(作家・ジャーナリスト:青沼 陽一郎)

 東日本大震災から10年が過ぎた。

 今夏に延期された東京オリンピック・パラリンピックを、国や東京都は「復興オリンピック・パラリンピック」と位置づけている。

 菅義偉首相も今年1月の施政方針演説で、こう表明している。

「夏の東京オリンピック・パラリンピックは、人類が新型コロナウイルスに打ち勝った証として、また、東日本大震災からの復興を世界に発信する機会としたいと思います」

 復興庁のホームページには「復興五輪ポータルサイト」が設けられている。そこに「復興五輪について」として、「復興五輪」を次の3項目で説明している。
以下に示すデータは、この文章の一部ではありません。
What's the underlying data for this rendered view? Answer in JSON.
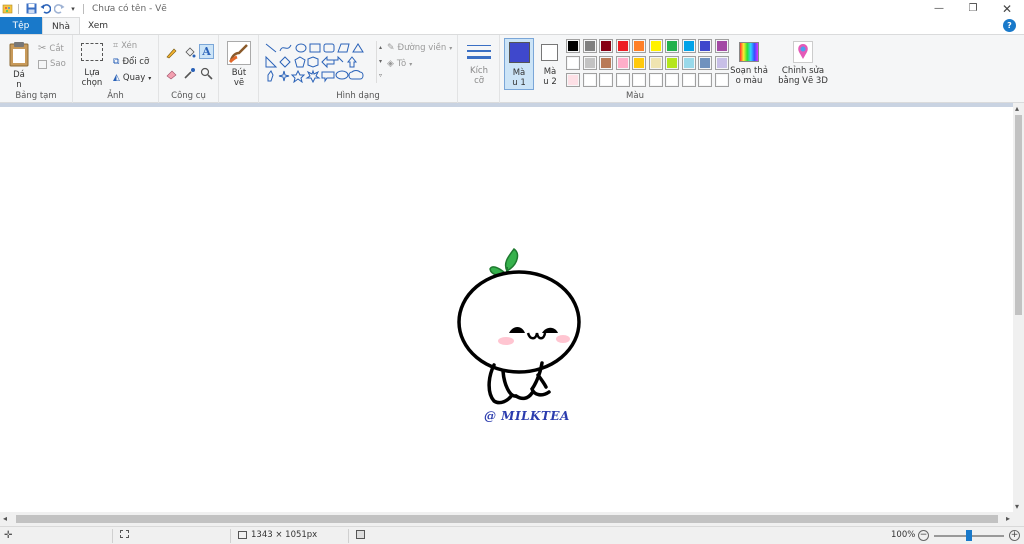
{
  "window": {
    "title": "Chưa có tên - Vẽ",
    "controls": [
      "minimize-icon",
      "restore-icon",
      "close-icon"
    ]
  },
  "tabs": {
    "file": "Tệp",
    "home": "Nhà",
    "view": "Xem"
  },
  "ribbon": {
    "clipboard": {
      "paste_label": "Dá\nn",
      "cut": "Cắt",
      "copy": "Sao",
      "group": "Bảng tạm"
    },
    "image": {
      "select_label": "Lựa\nchọn",
      "crop": "Xén",
      "resize": "Đổi cỡ",
      "rotate": "Quay",
      "group": "Ảnh"
    },
    "tools": {
      "group": "Công cụ"
    },
    "brushes": {
      "label": "Bút\nvẽ"
    },
    "shapes": {
      "outline": "Đường viền",
      "fill": "Tô",
      "group": "Hình dạng"
    },
    "size": {
      "label": "Kích\ncỡ"
    },
    "colors": {
      "color1": "Mà\nu 1",
      "color2": "Mà\nu 2",
      "edit_colors": "Soạn thả\no màu",
      "paint3d": "Chỉnh sửa\nbằng Vẽ 3D",
      "group": "Màu",
      "color1_value": "#3f48cc",
      "color2_value": "#ffffff",
      "palette_row1": [
        "#000000",
        "#7f7f7f",
        "#880015",
        "#ed1c24",
        "#ff7f27",
        "#fff200",
        "#22b14c",
        "#00a2e8",
        "#3f48cc",
        "#a349a4"
      ],
      "palette_row2": [
        "#ffffff",
        "#c3c3c3",
        "#b97a57",
        "#ffaec9",
        "#ffc90e",
        "#efe4b0",
        "#b5e61d",
        "#99d9ea",
        "#7092be",
        "#c8bfe7"
      ],
      "palette_row3": [
        "#fde0e6",
        "#ffffff",
        "#ffffff",
        "#ffffff",
        "#ffffff",
        "#ffffff",
        "#ffffff",
        "#ffffff",
        "#ffffff",
        "#ffffff"
      ]
    }
  },
  "canvas": {
    "watermark": "@ MILKTEA"
  },
  "status": {
    "dimensions": "1343 × 1051px",
    "zoom": "100%"
  }
}
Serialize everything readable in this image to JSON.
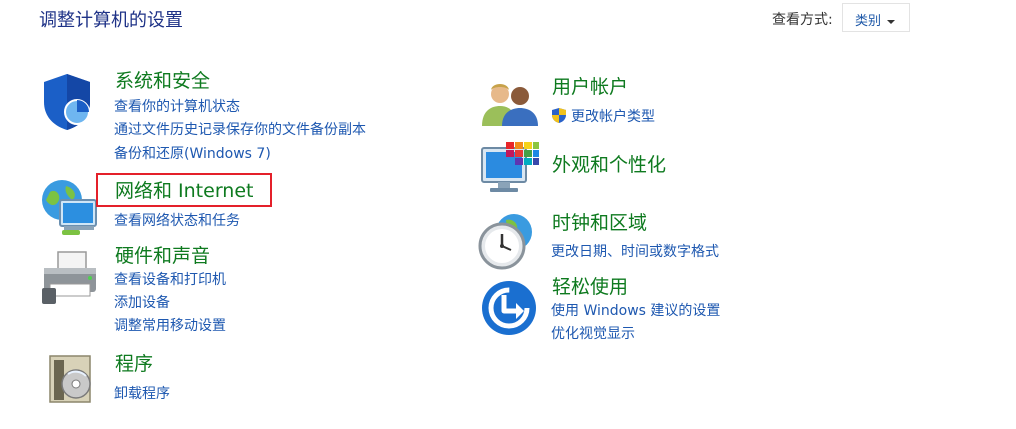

○東日本大震災に際して、世界中から頂いた支援への感謝や、復興しつつある被災地の姿を世界に伝え、国内外の方々に被災地や復興についての理解・共感を深めていただくこと

○大会に関連する様々な機会に活用される食材や、競技開催等をきっかけとして来ていただいた被災地の観光地等を通じて、被災地の魅力を国内外の方々に知っていただき、更に被災地で活躍する方々とのつながっていただくことで、大会後も含め「買ってみたい」「行ってみたい」をはじめとする被災地への関心やつながりを深めていただくこと

○競技開催や聖火リレー等、被災地の方々に身近に感じていただける取組を通じて、被災地の方々を勇気付けること

 ところが、震災から10年を前後して、「復興五輪」とは相反する様々な動きが出てきた。

コロナに手こずる日本を横目に、IOCが選手に中国製ワクチン提供の意向

 今月25日に福島県の「Jヴィレッジ」からはじまる東京オリンピックの聖火リレーについて、大会組織委員会は、新型コロナウイルスの感染防止のため、最初の出発式典に一般の観客を入れない無観客で実施する方針を固めた。Jヴィレッジは10年前の東京電力福島第一原子力発電所の事故の直後に、事故対応の拠点となった場所だ。「復興オリンピック」の象徴として出発地に決まったはずだった。もうスタートの時点から躓いている。

 それどころか、政府と大会組織委員会、東京都は海外一般客の受け入れを見送る方針を固めたとされる。聖火リレーのはじまる25日より以前にも、国際オリンピック委員会(IOC)と国際パラリンピック委員会(IPC)を交えた5者会談を行って正式表明する見通しだ。